‘Black Cake’ production designer Arwel Jones recreated a Jamaican beach in a studio in Wales [Exclusive Video Interview]
“Black Cake” production designer Arwel Jones wasn’t familiar with Charmaine Wilkerson‘s best-selling novel on which the Hulu series is based, but he quickly familiarized himself with it — but not too much. “I’m always very careful about doing too much research into the book itself if there are variations with the script,” he tells Gold Derby at our Meet the Experts: TV Production Design panel (watch the exclusive video interview above). “It can take the wrong turn with a slight design hint when you do certain tweaks, so it’s good to have it as your basis, but it’s very, very important to leave it behind and go off the script.”
The eight-episode series focuses on the life of Eleanor Bennett, née Covey Lincook, who’s played by Chipo Chung as an adult and Mia Isaac as a young woman. She dies in the present day, leaving her adult children with a flash drive containing stories and secrets about her life she had never shared. That show spans the world — her native Jamaica, London, Scotland, Italy and California — but obviously could not shoot on location entirely.
“I always say I’d build everything if I could so that I could control it. The greater exteriors, like London itself for example, you can’t replicate London. You have to go get some of London for real,” Jones says. “The same with Italy. We have to get those exteriors, but most of the interiors were builds in the end in a studio in Wales, believe it or not.”

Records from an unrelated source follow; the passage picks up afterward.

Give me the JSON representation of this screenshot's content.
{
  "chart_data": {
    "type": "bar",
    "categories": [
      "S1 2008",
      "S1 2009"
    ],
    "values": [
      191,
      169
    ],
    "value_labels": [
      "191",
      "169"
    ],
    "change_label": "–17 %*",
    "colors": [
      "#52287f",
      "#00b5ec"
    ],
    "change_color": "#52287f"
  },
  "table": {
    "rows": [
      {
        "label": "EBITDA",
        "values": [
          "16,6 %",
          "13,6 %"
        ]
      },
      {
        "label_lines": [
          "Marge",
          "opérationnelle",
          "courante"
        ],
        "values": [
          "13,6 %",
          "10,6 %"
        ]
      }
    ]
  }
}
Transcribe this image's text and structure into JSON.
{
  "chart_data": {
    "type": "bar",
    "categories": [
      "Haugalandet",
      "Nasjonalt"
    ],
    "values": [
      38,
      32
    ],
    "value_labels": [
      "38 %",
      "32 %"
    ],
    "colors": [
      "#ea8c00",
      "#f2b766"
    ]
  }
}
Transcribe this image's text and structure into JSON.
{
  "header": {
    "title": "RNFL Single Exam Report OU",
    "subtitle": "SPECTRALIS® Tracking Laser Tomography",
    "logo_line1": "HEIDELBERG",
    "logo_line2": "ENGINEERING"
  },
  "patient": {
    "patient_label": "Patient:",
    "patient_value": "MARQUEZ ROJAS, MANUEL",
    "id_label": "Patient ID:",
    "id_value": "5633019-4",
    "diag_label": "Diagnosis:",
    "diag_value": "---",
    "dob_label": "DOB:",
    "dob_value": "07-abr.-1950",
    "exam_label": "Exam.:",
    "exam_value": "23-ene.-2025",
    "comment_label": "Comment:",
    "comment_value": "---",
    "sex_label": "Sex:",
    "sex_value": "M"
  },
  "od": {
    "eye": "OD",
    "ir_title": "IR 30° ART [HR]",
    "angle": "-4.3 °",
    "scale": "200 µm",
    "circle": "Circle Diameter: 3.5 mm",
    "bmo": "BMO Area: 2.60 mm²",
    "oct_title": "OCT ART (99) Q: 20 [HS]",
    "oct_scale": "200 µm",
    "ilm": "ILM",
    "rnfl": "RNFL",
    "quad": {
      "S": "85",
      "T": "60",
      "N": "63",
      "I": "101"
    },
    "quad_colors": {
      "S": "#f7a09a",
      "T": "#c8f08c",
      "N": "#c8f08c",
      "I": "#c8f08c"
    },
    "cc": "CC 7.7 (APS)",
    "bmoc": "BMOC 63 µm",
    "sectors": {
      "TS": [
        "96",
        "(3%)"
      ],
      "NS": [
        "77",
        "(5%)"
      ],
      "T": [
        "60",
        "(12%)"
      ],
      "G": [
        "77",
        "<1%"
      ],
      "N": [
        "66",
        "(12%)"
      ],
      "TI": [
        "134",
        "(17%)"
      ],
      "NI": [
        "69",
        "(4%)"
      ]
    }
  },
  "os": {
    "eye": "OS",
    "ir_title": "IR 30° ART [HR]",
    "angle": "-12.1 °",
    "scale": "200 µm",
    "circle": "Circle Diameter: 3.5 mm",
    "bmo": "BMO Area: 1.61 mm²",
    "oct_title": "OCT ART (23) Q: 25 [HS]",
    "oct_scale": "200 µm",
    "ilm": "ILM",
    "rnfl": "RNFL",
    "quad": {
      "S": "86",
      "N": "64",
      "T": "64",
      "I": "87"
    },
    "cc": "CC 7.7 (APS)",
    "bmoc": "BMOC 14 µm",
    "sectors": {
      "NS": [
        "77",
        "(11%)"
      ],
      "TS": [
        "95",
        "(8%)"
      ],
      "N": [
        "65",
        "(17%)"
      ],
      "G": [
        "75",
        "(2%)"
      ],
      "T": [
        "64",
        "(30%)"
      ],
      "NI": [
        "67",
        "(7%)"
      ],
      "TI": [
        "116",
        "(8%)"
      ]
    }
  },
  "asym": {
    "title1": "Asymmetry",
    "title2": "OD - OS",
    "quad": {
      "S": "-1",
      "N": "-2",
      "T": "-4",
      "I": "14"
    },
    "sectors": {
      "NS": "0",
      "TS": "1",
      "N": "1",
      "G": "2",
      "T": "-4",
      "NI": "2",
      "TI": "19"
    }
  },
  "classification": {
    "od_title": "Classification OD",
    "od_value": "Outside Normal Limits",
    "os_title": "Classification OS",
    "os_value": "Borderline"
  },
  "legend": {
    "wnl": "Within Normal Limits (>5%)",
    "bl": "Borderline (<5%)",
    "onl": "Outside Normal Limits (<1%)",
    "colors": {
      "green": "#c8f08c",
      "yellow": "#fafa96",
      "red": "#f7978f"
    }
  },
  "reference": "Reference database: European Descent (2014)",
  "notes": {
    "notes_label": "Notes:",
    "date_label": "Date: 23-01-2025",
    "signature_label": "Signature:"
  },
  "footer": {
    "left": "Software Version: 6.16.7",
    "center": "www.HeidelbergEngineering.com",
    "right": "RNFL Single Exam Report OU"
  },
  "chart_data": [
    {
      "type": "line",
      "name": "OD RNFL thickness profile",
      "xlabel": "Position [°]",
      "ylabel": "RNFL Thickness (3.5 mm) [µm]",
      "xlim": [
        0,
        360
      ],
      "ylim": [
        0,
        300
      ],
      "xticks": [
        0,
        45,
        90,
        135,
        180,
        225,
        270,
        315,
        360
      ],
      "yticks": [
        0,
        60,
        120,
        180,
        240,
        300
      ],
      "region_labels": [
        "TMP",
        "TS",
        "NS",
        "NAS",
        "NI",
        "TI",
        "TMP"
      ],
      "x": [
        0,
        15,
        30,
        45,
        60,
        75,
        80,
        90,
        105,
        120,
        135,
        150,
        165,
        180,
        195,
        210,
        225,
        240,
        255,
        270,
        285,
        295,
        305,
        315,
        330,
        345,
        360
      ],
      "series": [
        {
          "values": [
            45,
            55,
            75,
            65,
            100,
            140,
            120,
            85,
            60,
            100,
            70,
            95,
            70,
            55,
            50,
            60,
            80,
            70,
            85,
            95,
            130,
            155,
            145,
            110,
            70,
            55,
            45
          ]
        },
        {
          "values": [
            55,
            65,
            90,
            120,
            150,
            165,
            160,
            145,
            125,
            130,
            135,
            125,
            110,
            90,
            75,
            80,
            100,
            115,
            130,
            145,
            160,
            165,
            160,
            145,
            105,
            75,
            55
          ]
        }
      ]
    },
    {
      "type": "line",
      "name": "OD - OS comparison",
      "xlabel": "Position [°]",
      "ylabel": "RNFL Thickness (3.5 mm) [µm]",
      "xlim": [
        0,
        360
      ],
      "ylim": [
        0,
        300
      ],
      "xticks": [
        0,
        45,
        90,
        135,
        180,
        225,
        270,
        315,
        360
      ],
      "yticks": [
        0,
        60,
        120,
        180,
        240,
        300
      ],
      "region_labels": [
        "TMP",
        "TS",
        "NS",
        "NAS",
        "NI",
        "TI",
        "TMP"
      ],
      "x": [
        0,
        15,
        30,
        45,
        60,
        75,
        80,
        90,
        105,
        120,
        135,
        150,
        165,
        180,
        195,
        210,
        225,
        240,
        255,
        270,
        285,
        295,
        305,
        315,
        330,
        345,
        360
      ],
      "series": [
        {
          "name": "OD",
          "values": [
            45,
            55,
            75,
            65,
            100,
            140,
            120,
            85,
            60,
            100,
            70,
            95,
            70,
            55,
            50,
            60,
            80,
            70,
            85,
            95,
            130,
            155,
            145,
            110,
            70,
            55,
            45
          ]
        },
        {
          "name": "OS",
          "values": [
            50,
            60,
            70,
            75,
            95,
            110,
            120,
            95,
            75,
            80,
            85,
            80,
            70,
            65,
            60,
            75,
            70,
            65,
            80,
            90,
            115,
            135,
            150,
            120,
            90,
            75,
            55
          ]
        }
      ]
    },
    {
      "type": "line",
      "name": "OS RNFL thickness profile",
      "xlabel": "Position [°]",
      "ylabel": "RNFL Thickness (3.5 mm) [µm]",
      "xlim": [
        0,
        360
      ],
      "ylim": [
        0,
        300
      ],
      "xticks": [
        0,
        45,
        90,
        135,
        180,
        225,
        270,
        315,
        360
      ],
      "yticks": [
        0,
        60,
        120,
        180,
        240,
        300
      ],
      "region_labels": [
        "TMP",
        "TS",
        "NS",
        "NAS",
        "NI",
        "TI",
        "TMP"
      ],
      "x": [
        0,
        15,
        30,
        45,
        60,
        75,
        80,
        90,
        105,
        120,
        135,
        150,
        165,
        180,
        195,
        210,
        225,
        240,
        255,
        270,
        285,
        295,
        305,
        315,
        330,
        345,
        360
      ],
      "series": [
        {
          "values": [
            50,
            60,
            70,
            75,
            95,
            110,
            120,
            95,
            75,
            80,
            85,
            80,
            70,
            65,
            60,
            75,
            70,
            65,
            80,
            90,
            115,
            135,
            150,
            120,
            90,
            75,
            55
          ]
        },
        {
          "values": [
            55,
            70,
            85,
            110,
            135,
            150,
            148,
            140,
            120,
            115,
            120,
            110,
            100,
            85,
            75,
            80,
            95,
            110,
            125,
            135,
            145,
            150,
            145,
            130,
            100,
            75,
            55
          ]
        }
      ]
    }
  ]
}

SEE ‘Black Cake’ reviews: Mia Isaac is ‘incredible’ in Hulu’s ‘beautiful and gutting’ new mystery drama
Something else to add under the “believe it or not” column: Jones and his team recreated a Jamaican beach in the Welsh studio when unforeseen circumstances prevented them from filming more footage in Jamaica. “We did two weeks shooting in Jamaica with a certain amount we were intending on shooting back here. But due to various things, we ended up having to replicate a bit of those locations from Jamaica back and doing a lot more of Jamaica. So we even did a Jamaican beach party in a studio in Wales at one point,” he shares. That meant they had to import 18 tons of sand — and very specific sand at that. “We did find as close a match color-wise to the sand we had seen out in Jamaica, so it was a special source. And it was a very refined sand as well, of course, because we couldn’t just get a normal build of sand because people are actually going to be in it, acting in it, working in it, so it had be cleaned. You learn a lot of different things in this job.”
As Covey’s journey takes her across the world, it’s not just the location that changes, but the aesthetic as well. Jones developed a color palette to track Covey’s story from the bright promise of her youth in Jamaica to her low points in Europe before she settles down in California.
“One of the very first mood boards that we submitted to the showrunner [Marissa Jo Cerar] was going with those rich palettes of colors, especially the idea of warm memories as well because we’re telling the story as a flashback quite often,” he shares. “We’re starting off with warm colors, gold and sands and yellows, very rich blues. And I really wanted to drain that out by the time we got to the U.K. and go a bit further with Scotland, making it really kind of dark, just matching the story beats a little. And then just slowly bringing that color back in for California, maybe not quite as vibrant and warm as it was in Jamaica, but it’s heading back towards there because that’s where the family settled and was raised. We wanted it to feel like a real warm family home.”